Photophysical Characterization and Excited State Dynamics of Decamethylruthenocenium.

Understanding the landscape of molecular photocatalysis is vital to enable efficient conversion of feedstock molecules to targeted products and inhibit off-cycle reactivity. In this study, the light-promoted reactivity of [RuCp*2]+ was explored via electronic structure, photophysical, and photostability studies and the reactivity of [RuCp*2]+ within a photocatalytic hydrogen evolution cycle was assessed.
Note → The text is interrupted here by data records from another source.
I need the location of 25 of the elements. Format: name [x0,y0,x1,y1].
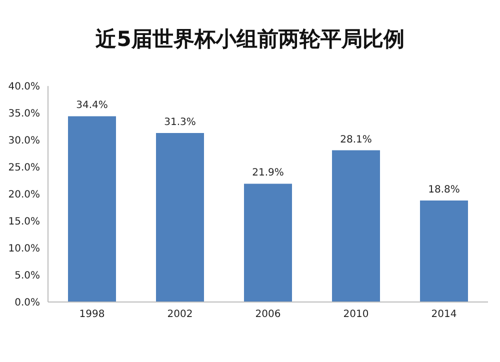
data-label: 28.1% [340,134,372,146]
x-tick-label: 1998 [79,309,105,320]
y-tick-label: 5.0% [14,270,40,282]
data-label: 34.4% [76,100,108,112]
y-tick-label: 0.0% [14,298,40,309]
x-tick-label: 2006 [255,309,281,320]
bar [68,116,116,302]
bar [244,184,292,302]
y-tick-label: 25.0% [8,162,40,174]
y-tick-label: 15.0% [8,216,40,228]
bar [420,200,468,302]
data-label: 31.3% [164,116,196,128]
data-label: 18.8% [428,184,460,196]
x-tick-label: 2002 [167,309,193,320]
x-tick-label: 2010 [343,309,369,320]
chart-title: 近5届世界杯小组前两轮平局比例 [94,26,406,53]
bar [156,132,204,302]
x-tick-label: 2014 [431,309,457,320]
y-tick-label: 10.0% [8,244,40,255]
data-label: 21.9% [252,168,284,179]
y-tick-label: 20.0% [8,190,40,201]
y-tick-label: 35.0% [8,108,40,120]
y-tick-label: 40.0% [8,82,40,93]
y-tick-label: 30.0% [8,136,40,147]
bar [332,150,380,302]
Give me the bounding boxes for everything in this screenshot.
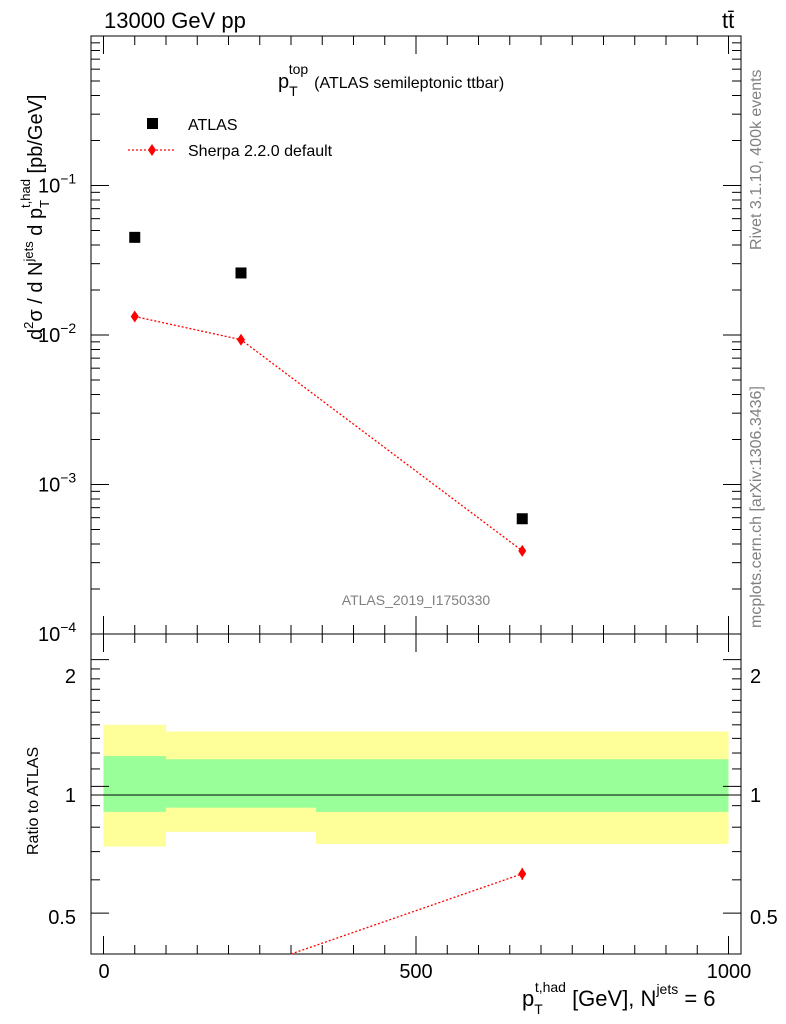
ratio-sherpa-line [290,873,523,955]
ratio-ytick-1-right: 1 [750,785,761,807]
atlas-point [129,231,141,243]
sherpa-point [237,333,245,346]
sherpa-point [518,544,527,557]
main-axis-ticks [91,35,741,635]
main-title: pTtop(ATLAS semileptonic ttbar) [278,61,504,99]
ratio-band-green [316,759,729,812]
energy-label: 13000 GeV pp [104,8,246,33]
ratio-ytick-1: 1 [65,785,76,807]
ratio-band-green [103,756,166,812]
analysis-id: ATLAS_2019_I1750330 [342,592,491,608]
legend: ATLAS Sherpa 2.2.0 default [128,117,333,160]
main-ytick-label: 10−3 [38,470,76,497]
xtick-0: 0 [98,961,109,983]
ratio-ytick-05-right: 0.5 [750,907,778,929]
legend-marker-sherpa [148,144,156,156]
legend-label-atlas: ATLAS [188,117,238,134]
atlas-point [516,513,528,525]
main-data-layer [129,231,528,557]
ratio-band-green [166,759,316,808]
main-y-axis-title: d2σ / d Njets d pTt,had [pb/GeV] [18,95,52,340]
ratio-sherpa-point [518,867,527,880]
ratio-y-axis-title: Ratio to ATLAS [25,747,42,855]
ratio-axis-ticks [91,634,741,955]
x-axis-title: pTt,had [GeV], Njets = 6 [522,979,716,1017]
ratio-data-layer [290,867,527,955]
ratio-ytick-05: 0.5 [48,907,76,929]
xtick-500: 500 [399,961,432,983]
main-y-tick-labels: 10−1 10−2 10−3 10−4 [38,171,76,647]
rivet-label: Rivet 3.1.10, 400k events [748,69,765,250]
main-ytick-label: 10−2 [38,320,76,347]
atlas-point [235,267,247,279]
legend-label-sherpa: Sherpa 2.2.0 default [188,143,333,160]
ratio-bands [103,724,729,847]
main-ytick-label: 10−4 [38,619,76,646]
sherpa-line [134,315,523,552]
main-ytick-label: 10−1 [38,171,76,198]
ratio-ytick-2-right: 2 [750,666,761,688]
mcplots-label: mcplots.cern.ch [arXiv:1306.3436] [748,386,765,628]
ratio-ytick-2: 2 [65,666,76,688]
legend-marker-atlas [147,118,158,129]
sherpa-point [130,310,139,323]
xtick-1000: 1000 [707,961,752,983]
process-label: tt̄ [722,8,734,33]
TD-DFT calculations support the assignment of a low-energy ligand-to-metal charge transfer transition (LMCT) centered at 500 nm, where an electron from a ligand-based orbital delocalized across both Cp* ligands is promoted to a dx2-y2-based β-LUMO orbital. Upon irradiating the LMCT absorption feature, ultrafast transient absorption spectroscopy measurements show that an initial excited state (τ1 = 1.3 ± 0.1 ps) is populated, which undergoes fast relaxation to a longer-lived state (τ2 = 12.0 ± 0.9 ps), either via internal conversion or vibrational relaxation. Despite the short-lived nature of these excited states, bulk photolysis of [RuCp*2]+ demonstrates that photochemical conversion to decomposition products is possible upon prolonged illumination. Collectively, these studies reveal that [RuCp*2]+ undergoes light-driven decomposition, highlighting the necessity to construct molecular photocatalytic systems resistant to off-cycle reactivity in both the ground and excited states.